Set Operations on Arrays A and B

QUESTION: Given two arrays of positive values, A and B, how can I efficiently determine which elements in A and B are unique (the union), which elements in A are also in B (the intersection), and which elements in A are not in B (the difference)?

ANSWER: This answer was provided by Research Systems itself on the IDL newsgroup. Many thanks to the people at RSI who read the newsgroup and take the questions raised there seriously. Here is their post.

A somewhat belated reply to the numerous postings on finding the common elements of vectors:

Given vectors of the type...

   vect_1 = [1,2,3,4,5]
   vect_2 = [3,4,5,6,7]

What is the most efficient way to determine which values that occur in vect_1 also occur in vect_2 (i.e., the values [3,4,5] occur in both vect_1 and vect_2).

Below appear three IDL functions that operate on sets represented by arrays of positive integers.

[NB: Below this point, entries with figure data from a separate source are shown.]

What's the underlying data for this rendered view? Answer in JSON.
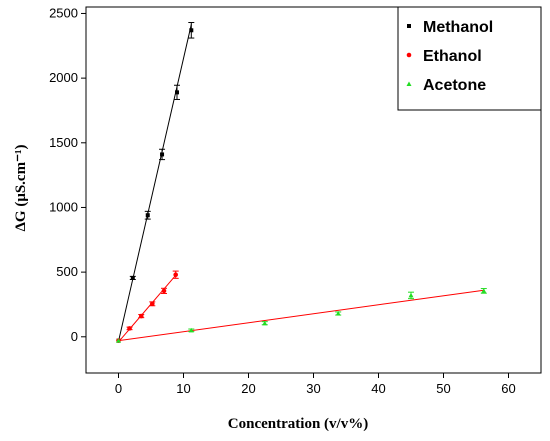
{
  "chart_data": {
    "type": "scatter",
    "title": "",
    "xlabel": "Concentration (v/v%)",
    "ylabel": "ΔG (μS.cm⁻¹)",
    "xlim": [
      -5,
      65
    ],
    "ylim": [
      -280,
      2550
    ],
    "xticks": [
      0,
      10,
      20,
      30,
      40,
      50,
      60
    ],
    "yticks": [
      0,
      500,
      1000,
      1500,
      2000,
      2500
    ],
    "grid": false,
    "legend_position": "top-right",
    "series": [
      {
        "name": "Methanol",
        "color": "#000000",
        "marker": "square",
        "x": [
          0,
          2.2,
          4.5,
          6.7,
          9.0,
          11.2
        ],
        "y": [
          -30,
          455,
          940,
          1410,
          1890,
          2370
        ],
        "yerr": [
          0,
          12,
          30,
          40,
          55,
          60
        ],
        "fit": {
          "x": [
            0,
            11.2
          ],
          "y": [
            -35,
            2415
          ]
        }
      },
      {
        "name": "Ethanol",
        "color": "#ff0000",
        "marker": "circle",
        "x": [
          0,
          1.7,
          3.5,
          5.2,
          7.0,
          8.8
        ],
        "y": [
          -30,
          65,
          160,
          255,
          355,
          480
        ],
        "yerr": [
          0,
          10,
          12,
          15,
          20,
          28
        ],
        "fit": {
          "x": [
            0,
            8.8
          ],
          "y": [
            -40,
            475
          ]
        }
      },
      {
        "name": "Acetone",
        "color": "#22dd22",
        "marker": "triangle",
        "x": [
          0,
          11.2,
          22.5,
          33.8,
          45.0,
          56.2
        ],
        "y": [
          -30,
          50,
          105,
          180,
          320,
          355
        ],
        "yerr": [
          0,
          10,
          12,
          12,
          25,
          18
        ],
        "fit": {
          "x": [
            0,
            56.2
          ],
          "y": [
            -30,
            360
          ],
          "color": "#ff0000"
        }
      }
    ]
  }
}
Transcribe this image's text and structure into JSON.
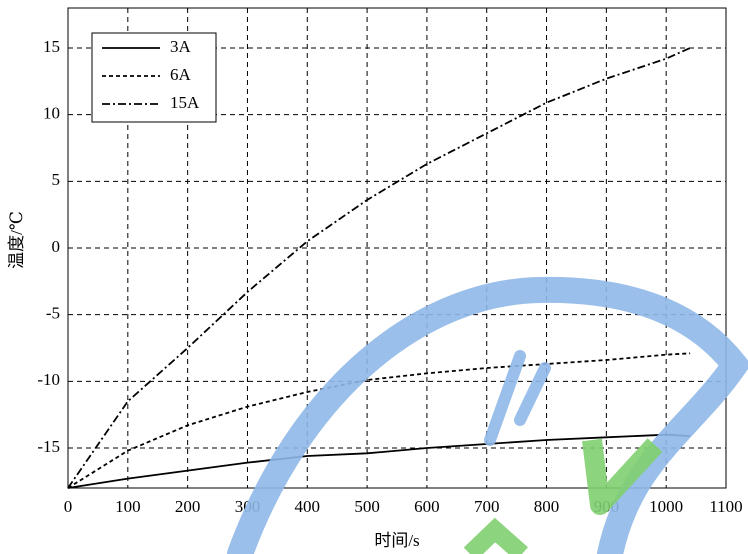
{
  "chart_data": {
    "type": "line",
    "x_label": "时间/s",
    "y_label": "温度/℃",
    "x": [
      0,
      100,
      200,
      300,
      400,
      500,
      600,
      700,
      800,
      900,
      1000,
      1040
    ],
    "series": [
      {
        "name": "3A",
        "color": "#000000",
        "style": "solid",
        "values": [
          -18,
          -17.3,
          -16.7,
          -16.1,
          -15.6,
          -15.4,
          -15.0,
          -14.7,
          -14.4,
          -14.2,
          -14.0,
          -14.1
        ]
      },
      {
        "name": "6A",
        "color": "#000000",
        "style": "dashed",
        "values": [
          -18,
          -15.2,
          -13.3,
          -11.9,
          -10.8,
          -9.9,
          -9.4,
          -9.0,
          -8.7,
          -8.4,
          -8.0,
          -7.9
        ]
      },
      {
        "name": "15A",
        "color": "#000000",
        "style": "dashdot",
        "values": [
          -18,
          -11.5,
          -7.5,
          -3.3,
          0.5,
          3.6,
          6.3,
          8.6,
          10.9,
          12.7,
          14.2,
          15.0
        ]
      }
    ],
    "xlim": [
      0,
      1100
    ],
    "xticks": [
      0,
      100,
      200,
      300,
      400,
      500,
      600,
      700,
      800,
      900,
      1000,
      1100
    ],
    "ylim": [
      -18,
      18
    ],
    "yticks": [
      -15,
      -10,
      -5,
      0,
      5,
      10,
      15
    ],
    "grid": true,
    "legend": "upper left"
  }
}
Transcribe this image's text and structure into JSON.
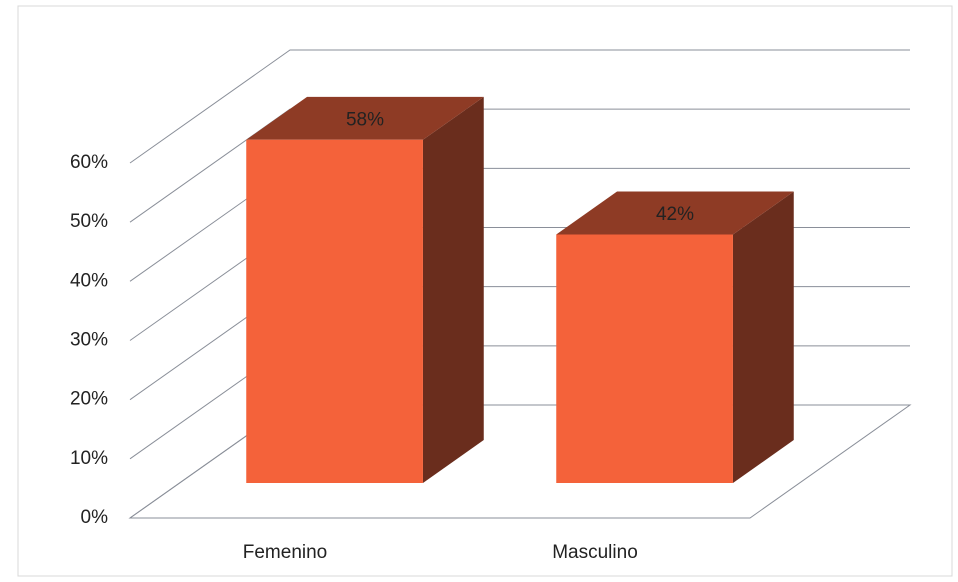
{
  "chart_data": {
    "type": "bar3d",
    "categories": [
      "Femenino",
      "Masculino"
    ],
    "values": [
      58,
      42
    ],
    "value_labels": [
      "58%",
      "42%"
    ],
    "color": "#f4623a",
    "ylim": [
      0,
      60
    ],
    "yticks": [
      {
        "value": 0,
        "label": "0%"
      },
      {
        "value": 10,
        "label": "10%"
      },
      {
        "value": 20,
        "label": "20%"
      },
      {
        "value": 30,
        "label": "30%"
      },
      {
        "value": 40,
        "label": "40%"
      },
      {
        "value": 50,
        "label": "50%"
      },
      {
        "value": 60,
        "label": "60%"
      }
    ],
    "grid": true
  }
}
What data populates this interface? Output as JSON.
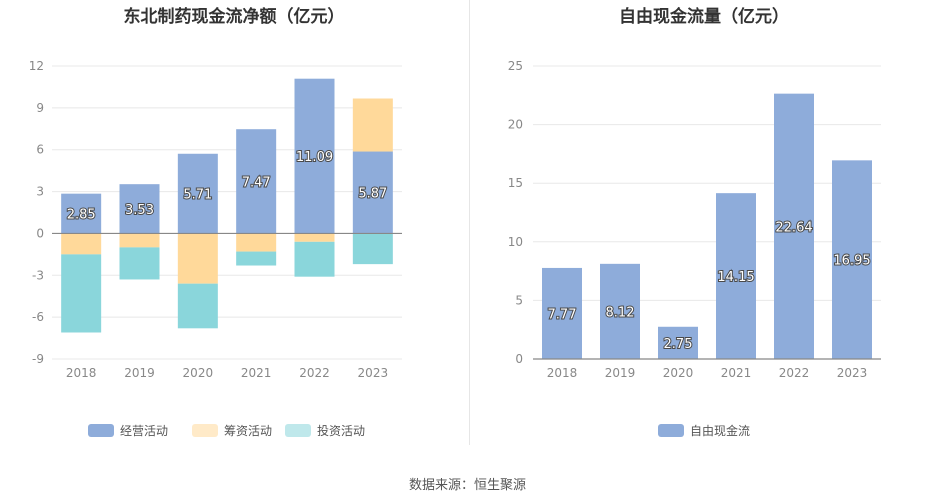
{
  "source": "数据来源：恒生聚源",
  "colors": {
    "operating": "#8EACDA",
    "financing": "#FFD99A",
    "investing": "#8AD6DB",
    "fcf": "#8EACDA",
    "grid": "#e8e8e8",
    "axis": "#888888",
    "tick_text": "#888888",
    "title_text": "#333333",
    "label_text": "#ffffff"
  },
  "chart_data": [
    {
      "type": "bar",
      "stacked": true,
      "title": "东北制药现金流净额（亿元）",
      "categories": [
        "2018",
        "2019",
        "2020",
        "2021",
        "2022",
        "2023"
      ],
      "ylim": [
        -9,
        12
      ],
      "yticks": [
        "12",
        "9",
        "6",
        "3",
        "0",
        "-3",
        "-6",
        "-9"
      ],
      "grid": true,
      "legend_position": "bottom",
      "series": [
        {
          "name": "经营活动",
          "values": [
            2.85,
            3.53,
            5.71,
            7.47,
            11.09,
            5.87
          ],
          "labels": [
            "2.85",
            "3.53",
            "5.71",
            "7.47",
            "11.09",
            "5.87"
          ]
        },
        {
          "name": "筹资活动",
          "values": [
            -1.5,
            -1.0,
            -3.6,
            -1.3,
            -0.6,
            3.8
          ]
        },
        {
          "name": "投资活动",
          "values": [
            -5.6,
            -2.3,
            -3.2,
            -1.0,
            -2.5,
            -2.2
          ]
        }
      ]
    },
    {
      "type": "bar",
      "title": "自由现金流量（亿元）",
      "categories": [
        "2018",
        "2019",
        "2020",
        "2021",
        "2022",
        "2023"
      ],
      "ylim": [
        0,
        25
      ],
      "yticks": [
        "25",
        "20",
        "15",
        "10",
        "5",
        "0"
      ],
      "grid": true,
      "legend_position": "bottom",
      "series": [
        {
          "name": "自由现金流",
          "values": [
            7.77,
            8.12,
            2.75,
            14.15,
            22.64,
            16.95
          ],
          "labels": [
            "7.77",
            "8.12",
            "2.75",
            "14.15",
            "22.64",
            "16.95"
          ]
        }
      ]
    }
  ]
}
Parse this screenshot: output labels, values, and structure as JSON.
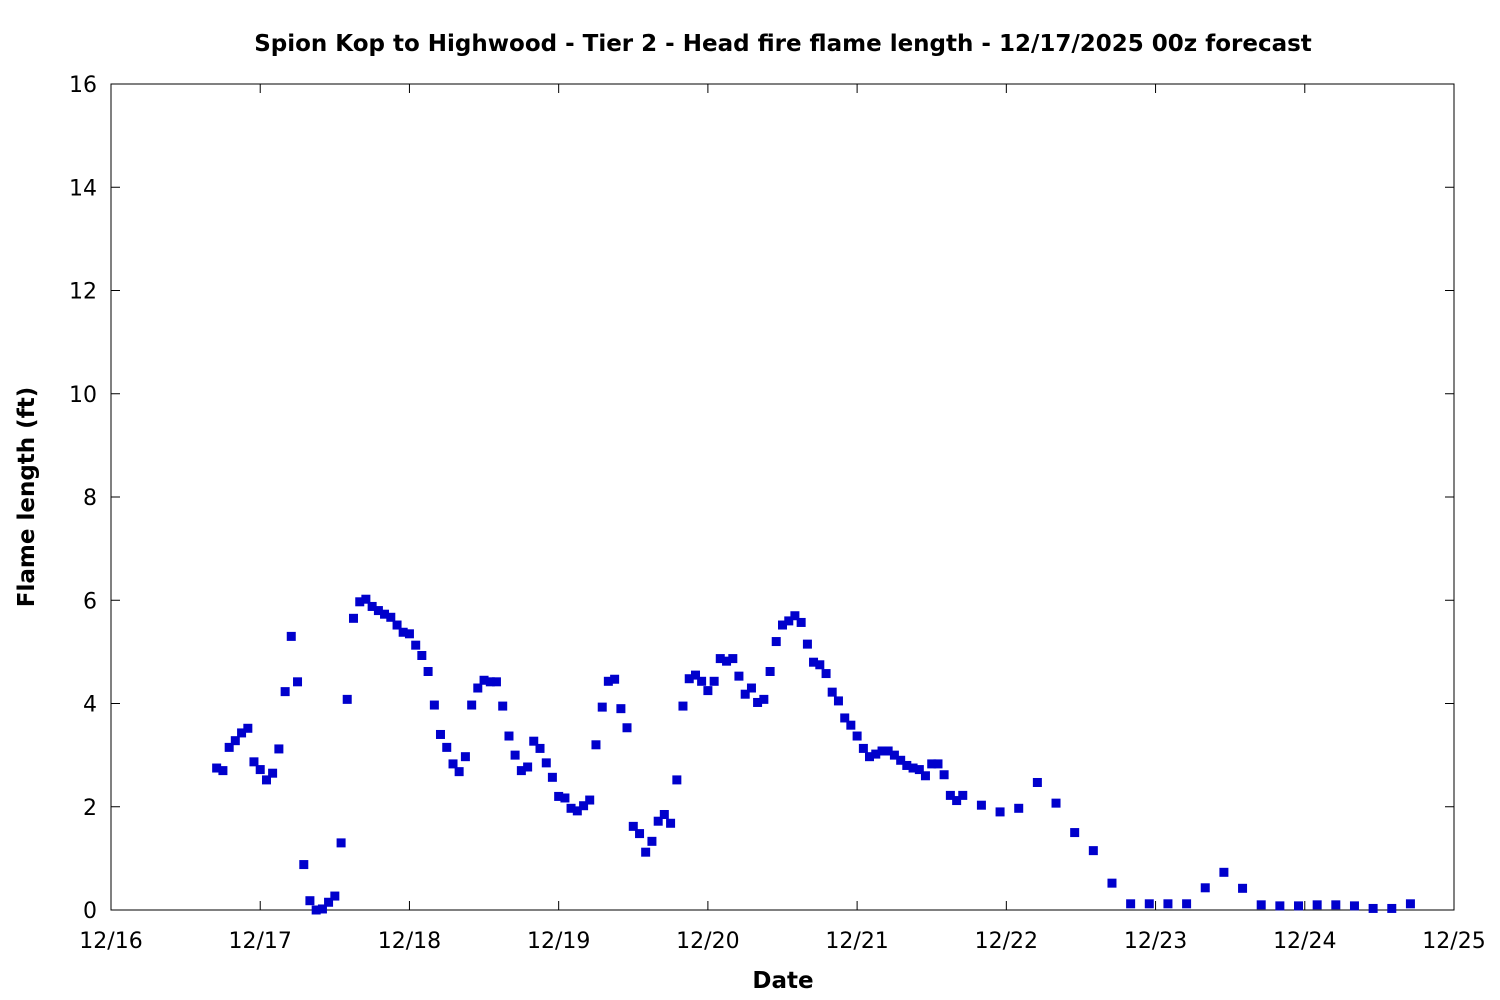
{
  "chart_data": {
    "type": "scatter",
    "title": "Spion Kop to Highwood - Tier 2 - Head fire flame length - 12/17/2025 00z forecast",
    "xlabel": "Date",
    "ylabel": "Flame length (ft)",
    "x_unit": "days since 12/16 00:00 (tick labels show dates)",
    "xlim": [
      0,
      9
    ],
    "ylim": [
      0,
      16
    ],
    "x_ticks": [
      {
        "value": 0,
        "label": "12/16"
      },
      {
        "value": 1,
        "label": "12/17"
      },
      {
        "value": 2,
        "label": "12/18"
      },
      {
        "value": 3,
        "label": "12/19"
      },
      {
        "value": 4,
        "label": "12/20"
      },
      {
        "value": 5,
        "label": "12/21"
      },
      {
        "value": 6,
        "label": "12/22"
      },
      {
        "value": 7,
        "label": "12/23"
      },
      {
        "value": 8,
        "label": "12/24"
      },
      {
        "value": 9,
        "label": "12/25"
      }
    ],
    "y_ticks": [
      {
        "value": 0,
        "label": "0"
      },
      {
        "value": 2,
        "label": "2"
      },
      {
        "value": 4,
        "label": "4"
      },
      {
        "value": 6,
        "label": "6"
      },
      {
        "value": 8,
        "label": "8"
      },
      {
        "value": 10,
        "label": "10"
      },
      {
        "value": 12,
        "label": "12"
      },
      {
        "value": 14,
        "label": "14"
      },
      {
        "value": 16,
        "label": "16"
      }
    ],
    "grid": false,
    "marker_color": "#0000cc",
    "series": [
      {
        "name": "",
        "points": [
          [
            0.708,
            2.75
          ],
          [
            0.75,
            2.7
          ],
          [
            0.792,
            3.15
          ],
          [
            0.833,
            3.28
          ],
          [
            0.875,
            3.43
          ],
          [
            0.917,
            3.52
          ],
          [
            0.958,
            2.87
          ],
          [
            1.0,
            2.72
          ],
          [
            1.042,
            2.52
          ],
          [
            1.083,
            2.65
          ],
          [
            1.125,
            3.12
          ],
          [
            1.167,
            4.23
          ],
          [
            1.208,
            5.3
          ],
          [
            1.25,
            4.42
          ],
          [
            1.292,
            0.88
          ],
          [
            1.333,
            0.18
          ],
          [
            1.375,
            0.0
          ],
          [
            1.417,
            0.02
          ],
          [
            1.458,
            0.15
          ],
          [
            1.5,
            0.27
          ],
          [
            1.542,
            1.3
          ],
          [
            1.583,
            4.08
          ],
          [
            1.625,
            5.65
          ],
          [
            1.667,
            5.97
          ],
          [
            1.708,
            6.02
          ],
          [
            1.75,
            5.88
          ],
          [
            1.792,
            5.8
          ],
          [
            1.833,
            5.73
          ],
          [
            1.875,
            5.67
          ],
          [
            1.917,
            5.52
          ],
          [
            1.958,
            5.38
          ],
          [
            2.0,
            5.35
          ],
          [
            2.042,
            5.13
          ],
          [
            2.083,
            4.93
          ],
          [
            2.125,
            4.62
          ],
          [
            2.167,
            3.97
          ],
          [
            2.208,
            3.4
          ],
          [
            2.25,
            3.15
          ],
          [
            2.292,
            2.83
          ],
          [
            2.333,
            2.68
          ],
          [
            2.375,
            2.97
          ],
          [
            2.417,
            3.97
          ],
          [
            2.458,
            4.3
          ],
          [
            2.5,
            4.45
          ],
          [
            2.542,
            4.42
          ],
          [
            2.583,
            4.42
          ],
          [
            2.625,
            3.95
          ],
          [
            2.667,
            3.37
          ],
          [
            2.708,
            3.0
          ],
          [
            2.75,
            2.7
          ],
          [
            2.792,
            2.77
          ],
          [
            2.833,
            3.27
          ],
          [
            2.875,
            3.13
          ],
          [
            2.917,
            2.85
          ],
          [
            2.958,
            2.57
          ],
          [
            3.0,
            2.2
          ],
          [
            3.042,
            2.17
          ],
          [
            3.083,
            1.97
          ],
          [
            3.125,
            1.92
          ],
          [
            3.167,
            2.02
          ],
          [
            3.208,
            2.13
          ],
          [
            3.25,
            3.2
          ],
          [
            3.292,
            3.93
          ],
          [
            3.333,
            4.43
          ],
          [
            3.375,
            4.47
          ],
          [
            3.417,
            3.9
          ],
          [
            3.458,
            3.53
          ],
          [
            3.5,
            1.62
          ],
          [
            3.542,
            1.48
          ],
          [
            3.583,
            1.12
          ],
          [
            3.625,
            1.33
          ],
          [
            3.667,
            1.72
          ],
          [
            3.708,
            1.85
          ],
          [
            3.75,
            1.68
          ],
          [
            3.792,
            2.52
          ],
          [
            3.833,
            3.95
          ],
          [
            3.875,
            4.48
          ],
          [
            3.917,
            4.55
          ],
          [
            3.958,
            4.43
          ],
          [
            4.0,
            4.25
          ],
          [
            4.042,
            4.43
          ],
          [
            4.083,
            4.87
          ],
          [
            4.125,
            4.82
          ],
          [
            4.167,
            4.87
          ],
          [
            4.208,
            4.53
          ],
          [
            4.25,
            4.18
          ],
          [
            4.292,
            4.3
          ],
          [
            4.333,
            4.02
          ],
          [
            4.375,
            4.08
          ],
          [
            4.417,
            4.62
          ],
          [
            4.458,
            5.2
          ],
          [
            4.5,
            5.52
          ],
          [
            4.542,
            5.6
          ],
          [
            4.583,
            5.7
          ],
          [
            4.625,
            5.57
          ],
          [
            4.667,
            5.15
          ],
          [
            4.708,
            4.8
          ],
          [
            4.75,
            4.75
          ],
          [
            4.792,
            4.58
          ],
          [
            4.833,
            4.22
          ],
          [
            4.875,
            4.05
          ],
          [
            4.917,
            3.72
          ],
          [
            4.958,
            3.58
          ],
          [
            5.0,
            3.37
          ],
          [
            5.042,
            3.13
          ],
          [
            5.083,
            2.97
          ],
          [
            5.125,
            3.02
          ],
          [
            5.167,
            3.08
          ],
          [
            5.208,
            3.08
          ],
          [
            5.25,
            3.0
          ],
          [
            5.292,
            2.9
          ],
          [
            5.333,
            2.8
          ],
          [
            5.375,
            2.75
          ],
          [
            5.417,
            2.72
          ],
          [
            5.458,
            2.6
          ],
          [
            5.5,
            2.83
          ],
          [
            5.542,
            2.83
          ],
          [
            5.583,
            2.62
          ],
          [
            5.625,
            2.22
          ],
          [
            5.667,
            2.12
          ],
          [
            5.708,
            2.22
          ],
          [
            5.833,
            2.03
          ],
          [
            5.958,
            1.9
          ],
          [
            6.083,
            1.97
          ],
          [
            6.208,
            2.47
          ],
          [
            6.333,
            2.07
          ],
          [
            6.458,
            1.5
          ],
          [
            6.583,
            1.15
          ],
          [
            6.708,
            0.52
          ],
          [
            6.833,
            0.12
          ],
          [
            6.958,
            0.12
          ],
          [
            7.083,
            0.12
          ],
          [
            7.208,
            0.12
          ],
          [
            7.333,
            0.43
          ],
          [
            7.458,
            0.73
          ],
          [
            7.583,
            0.42
          ],
          [
            7.708,
            0.1
          ],
          [
            7.833,
            0.08
          ],
          [
            7.958,
            0.08
          ],
          [
            8.083,
            0.1
          ],
          [
            8.208,
            0.1
          ],
          [
            8.333,
            0.08
          ],
          [
            8.458,
            0.03
          ],
          [
            8.583,
            0.03
          ],
          [
            8.708,
            0.12
          ]
        ]
      }
    ]
  }
}
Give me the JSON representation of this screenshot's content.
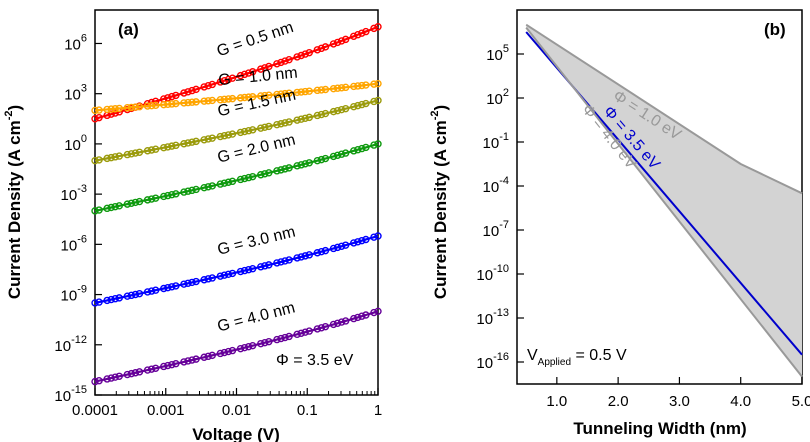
{
  "chart_data": [
    {
      "type": "scatter",
      "panel_label": "(a)",
      "title": "",
      "xlabel": "Voltage (V)",
      "ylabel": "Current Density (A cm",
      "ylabel_superscript": "-2",
      "ylabel_close": ")",
      "x_scale": "log",
      "y_scale": "log",
      "xlim": [
        0.0001,
        1
      ],
      "ylim_log10": [
        -15,
        8
      ],
      "x_ticks": [
        0.0001,
        0.001,
        0.01,
        0.1,
        1
      ],
      "x_tick_labels": [
        "0.0001",
        "0.001",
        "0.01",
        "0.1",
        "1"
      ],
      "y_ticks_log10": [
        -15,
        -12,
        -9,
        -6,
        -3,
        0,
        3,
        6
      ],
      "y_tick_base": "10",
      "y_tick_exponents": [
        "-15",
        "-12",
        "-9",
        "-6",
        "-3",
        "0",
        "3",
        "6"
      ],
      "grid": false,
      "annotation": "Φ = 3.5 eV",
      "series": [
        {
          "name": "G = 0.5 nm",
          "color": "#ff0000",
          "x_range": [
            0.0001,
            1
          ],
          "log10_y_range": [
            1.5,
            7.0
          ]
        },
        {
          "name": "G = 1.0 nm",
          "color": "#ffa500",
          "x_range": [
            0.0001,
            1
          ],
          "log10_y_range": [
            2.0,
            3.6
          ]
        },
        {
          "name": "G = 1.5 nm",
          "color": "#9b9b0c",
          "x_range": [
            0.0001,
            1
          ],
          "log10_y_range": [
            -1.0,
            2.6
          ]
        },
        {
          "name": "G = 2.0 nm",
          "color": "#0f9a0f",
          "x_range": [
            0.0001,
            1
          ],
          "log10_y_range": [
            -4.0,
            0.0
          ]
        },
        {
          "name": "G = 3.0 nm",
          "color": "#0000ff",
          "x_range": [
            0.0001,
            1
          ],
          "log10_y_range": [
            -9.5,
            -5.5
          ]
        },
        {
          "name": "G = 4.0 nm",
          "color": "#660099",
          "x_range": [
            0.0001,
            1
          ],
          "log10_y_range": [
            -14.2,
            -10.0
          ]
        }
      ]
    },
    {
      "type": "area",
      "panel_label": "(b)",
      "title": "",
      "xlabel": "Tunneling Width (nm)",
      "ylabel": "Current Density (A cm",
      "ylabel_superscript": "-2",
      "ylabel_close": ")",
      "x_scale": "linear",
      "y_scale": "log",
      "xlim": [
        0.35,
        5.0
      ],
      "ylim_log10": [
        -17.5,
        8
      ],
      "x_ticks": [
        1.0,
        2.0,
        3.0,
        4.0,
        5.0
      ],
      "x_tick_labels": [
        "1.0",
        "2.0",
        "3.0",
        "4.0",
        "5.0"
      ],
      "y_ticks_log10": [
        -16,
        -13,
        -10,
        -7,
        -4,
        -1,
        2,
        5
      ],
      "y_tick_base": "10",
      "y_tick_exponents": [
        "-16",
        "-13",
        "-10",
        "-7",
        "-4",
        "-1",
        "2",
        "5"
      ],
      "grid": false,
      "annotation_main": "V",
      "annotation_sub": "Applied",
      "annotation_rest": " = 0.5 V",
      "series": [
        {
          "name": "Φ = 1.0 eV",
          "color": "#999999",
          "x": [
            0.5,
            4.0,
            5.0
          ],
          "log10_y": [
            7.0,
            -2.5,
            -4.5
          ]
        },
        {
          "name": "Φ = 3.5 eV",
          "color": "#0000cc",
          "x": [
            0.5,
            5.0
          ],
          "log10_y": [
            6.5,
            -15.5
          ]
        },
        {
          "name": "Φ = 4.0 eV",
          "color": "#999999",
          "x": [
            0.5,
            5.0
          ],
          "log10_y": [
            6.8,
            -17.0
          ]
        }
      ],
      "fill": {
        "between": [
          "Φ = 1.0 eV",
          "Φ = 4.0 eV"
        ],
        "color": "#d3d3d3"
      }
    }
  ]
}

The SetIntersection function returns the common elements, SetUnion returns all unique elements in both arguments, and SetDifference returns the elements (members) in vect_1 but not in vect_2.

These routines are faster than previously published functions, e.g. Contain and Find_Elements.

Hope this helps,

Research Systems, Inc.

Program Update

Please note that the three functions below have been written in a more formal way and added to the Coyote Library. In the process, error handling has been added, and several program bugs have been fixed. They are named cgSetDifference, cgSetIntersection, and cgSetUnion.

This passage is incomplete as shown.